The Best Dairy-free Banana Pudding
Do you ever get a mean craving for dairy-free banana pudding? Like YOU HAVE TO HAVE IT RIGHT NOW?
Me too. In fact, that’s how this recipe was developed. I didn’t have packaged banana pudding on hand but I came up with a version that only requires 6-ingredients and will blow any boxed banana pudding mix out of the water. Or any dairy-laden pudding recipe, for that matter.
It has a decadent creamy texture that also somehow manages to be light and silky. Because it’s made with real banana and sweetened with honey, the natural sugars are able to shine through and it’s just too good. But don’t take my word for it. You’ll have to try it for yourself and decide what you think. ;)

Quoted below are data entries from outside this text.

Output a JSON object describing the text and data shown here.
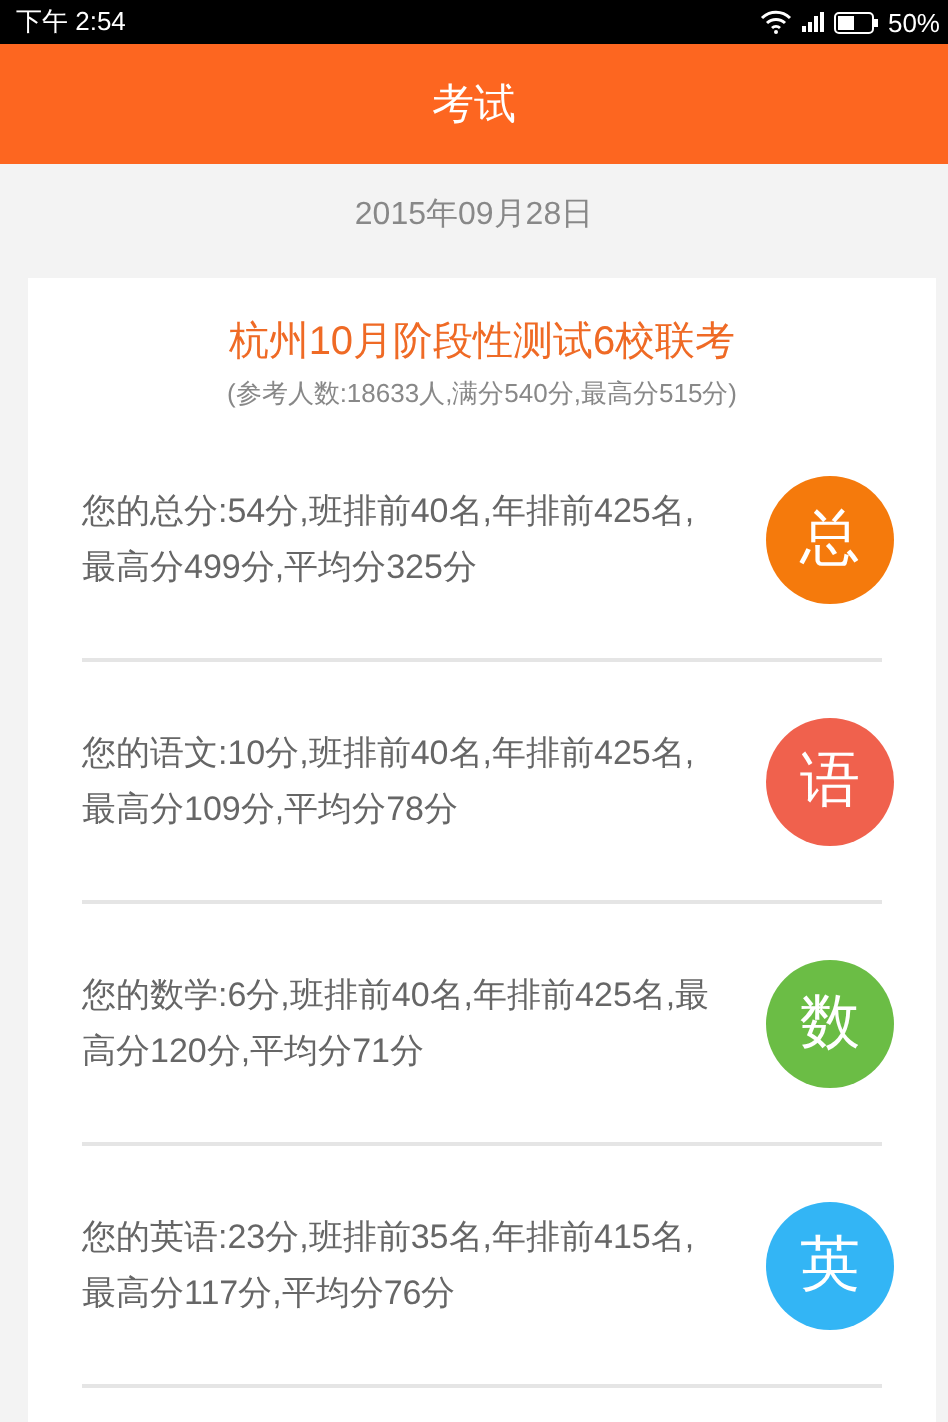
{
  "status_bar": {
    "time": "下午 2:54",
    "battery": "50%"
  },
  "header": {
    "title": "考试"
  },
  "date": "2015年09月28日",
  "exam": {
    "title": "杭州10月阶段性测试6校联考",
    "summary": "(参考人数:18633人,满分540分,最高分515分)"
  },
  "subjects": [
    {
      "text": "您的总分:54分,班排前40名,年排前425名,最高分499分,平均分325分",
      "badge": "总",
      "color": "#f57a0c"
    },
    {
      "text": "您的语文:10分,班排前40名,年排前425名,最高分109分,平均分78分",
      "badge": "语",
      "color": "#f0614d"
    },
    {
      "text": "您的数学:6分,班排前40名,年排前425名,最高分120分,平均分71分",
      "badge": "数",
      "color": "#6bbd45"
    },
    {
      "text": "您的英语:23分,班排前35名,年排前415名,最高分117分,平均分76分",
      "badge": "英",
      "color": "#33b5f5"
    }
  ]
}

Dairy-free Banana Pudding Ingredients
What’s so great about this recipe is that there’s no starches or cooking required. Just put everything in a blender and BAM. You’ve got yourself banana pudding.
Here’s what you need to make it:
- Raw Cashews– the base and most important ingredient (besides the bananas, obviously) is raw cashews. I have not tested this recipe with roasted cashews and it could be good but to be safe, stick with raw cashews. They’re not cheap, unfortunately, which is why I wrote this recipe to make a single serving. Try it then decide if you want to spend the extra dollars to share. Just a note- you will need to soak the cashews prior to blending to assure they break down properly in the blender. Just 15-20 minutes in boiling hot water, strain, and they’re good to go.
- Banana– Good ol’ yeller bananas. You want to be sure they’re ripe, but not banana bread ripe. We’re not looking for brown here, just yellow.
- Honey– Using honey in this pudding just makes it taste SO GOOD. But if you’re opposed to honey for any reason, pure maple syrup makes a good substitute.
- Vanilla Extract– Not entirely essential but it kind of takes it over the top so highly recommended.
- Plant Milk– Just a little dairy-free milk to help move things along in the blender. Doesn’t really matter what kind so long as it doesn’t have a uniquely opposing flavor.
- Salt– I always like to use a bit of salt in my dessert recipes but it balances out the sweet flavor. However, if you’re sensitive to salt, feel free to omit it.
How to Make The Best Dairy-free Banana Pudding
- Soak raw cashews in hot water for 15-20 minutes. Strain excess water.
- Add cashews with remaining ingredients to a high speed blender. Blend until smooth.
- Taste test to adjust sugar/salt/consistency to your liking.
- Serve immediately or refrigerate until ready to serve!
Do I Really Need a High Speed Blender?
Long ago, I was one of those who tried to make cashew-based recipes in my standard blender. It never turned out pretty. Gritty, chunky, just bleh.
You will have to use either a Vitamix or a NutriBullet to get the smooth, creamy, heavenly texture you see in the photos but I promise it’s worth it.
Looking for more dairy-free desserts?
- The Best Dairy-free Chocolate Fruit Dip
- The Best Vegan Pumpkin Bread
- Vegan Avocado Brownies
- Best-Ever Chocolate Quinoa Cake
- The Best Healthy Vegan Chocolate Frosting
- Vegan Almond Butter Banana Bread
- Perfect Strawberry Cake
- Vegan Silk Chocolate Pie
- Easy Chocolate Avocado Pudding
The Best Dairy-free Banana Pudding
Ingredients
- ½ cup raw cashews, soaked for 15-20 minutes in hot water
- ¼ cup dairy-free milk
- 1 medium-size banana
- 2 tablespoons honey, or pure maple syrup
- ½ teaspoon vanilla extract
- pinch of fine sea salt
Instructions
- First step: soak cashews in hot water for 15-20 minutes. Strain excess water.
- To a high speed blender, add the soaked cashews, banana, milk, honey, vanilla and salt. Blend until smooth and creamy. You may need to scrape down the sides in between blending.
- Taste test to see if you prefer more sweetness, salt, or would like a thinner consistency (add more milk) and adjust accordingly. Note: the texture will thicken slightly during refrigeration (if prepping in advance).
- Serve immediately layered with coconut whipped cream and vanilla wafers (optional), and enjoy!
I just made this and wow! It is fantastic. I’ve never made anything with soaked cashews (I used spouted and they worked perfectly) and it was a great success. :) I added only 1 teaspoon of maple syrup and it was plenty sweet. Next time I might omit it all together. Thanks so much for a wonderful recipe!
I’m so glad you enjoyed it! Thank you for leaving a review :)
Which vanilla wafers and whipped cream do you use?
The vanilla wafers are Greenwise brand from Publix (they are vegan but not GF) and the whipped cream is from So Delicious!
Holy yum, I need to try this recipe out Sarah! I couldn’t even tell you when I had banana pudding last, but this sounds delicious.